The U.S. - Guatemala CAFTA labor case is heating up. I'm going to raise the "in a manner affecting trade" issue once again.
Recall that CAFTA Article 16.2.1(a) says:
A Party shall not fail to effectively enforce its labor laws, through a sustained or recurring course of action or inaction, in a manner affecting trade between the Parties, after the date of entry into force of this Agreement.
This is from the U.S. rebuttal submission:
125. As set out above in section III.D, the United States need not demonstrate actual trade effects to demonstrate that Guatemala’s labor law enforcement failure has occurred in a manner affecting trade. Furthermore, the United States need not show that each individual company’s non-compliance is affecting trade, but rather that Guatemala’s failure to effectively enforce its labor laws has occurred in a manner affecting trade. As described above, this obligation does not require an econometric analysis of actual trade effects on specific products or companies. Rather, it is sufficient to show that the companies or sectors in which Guatemala has failed to effectively enforce its labor laws are engaged in cross-border trade between the CAFTA-DR Parties, through either export or export-related activities or competition with imported goods from these Parties. In this case, all the companies or sectors cited by the United States fall into one of these two categories.
...
132. In sum, as the United States has demonstrated previously, a complaining party need not demonstrate actual trade effects to demonstrate that a responding party’s actions have occurred in a manner affecting trade. Nonetheless, in this case, the United States has amply demonstrated that these companies participate in trade in the CAFTA-DR region, either through exports or export-related activities, or through competition between these companies and imports from other CAFTA-DR Parties. Guatemala’s failure to effectively enforce its labor laws allows these companies to artificially reduce their key production cost of labor, and thereby gain a competitive advantage in the CAFTA-DR market. This unfair advantage thus affects trade between the CAFTA-DR Parties in the relevant products. One company’s impunity incentivizes other companies in the sector to follow suit, which unfairly depresses labor costs for noncompliant companies that compete with exports from other CAFTA-DR Parties.
(See also paras. 56-69)
The U.S. view seems to be the following. If the product sectors where the labor laws are not enforced engage in either exporting or importing with CAFTA-DR parties, then the failure to enforce has occurred in a manner affecting trade.
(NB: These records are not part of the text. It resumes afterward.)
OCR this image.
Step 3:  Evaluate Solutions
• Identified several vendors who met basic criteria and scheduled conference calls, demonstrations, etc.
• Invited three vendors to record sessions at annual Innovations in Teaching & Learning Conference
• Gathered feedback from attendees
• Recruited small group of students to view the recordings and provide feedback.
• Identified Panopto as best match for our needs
Here are some questions that occur to me:
- Is it really the case that a failure to enforce labor laws will always occur in a manner affecting trade, just because trade exists in the sectors at issue? Could it possibly occur in a manner not affecting trade?
- What if the trade is not actually occurring, but there is the potential for such trade?
- What if there is no trade with the complaining party, i.e., trade is only with other CAFTA-DR parties?
- And does it matter how the failure to enforce affects trade? For example, what if a labor law made it more difficult for unions to operate, like with a right to work law. If a government failed to enforce a right to work law, and this made imports easier and exports harder, would this be covered?
I'm not sure I have any good answers at this point. I'm just raising annoying questions.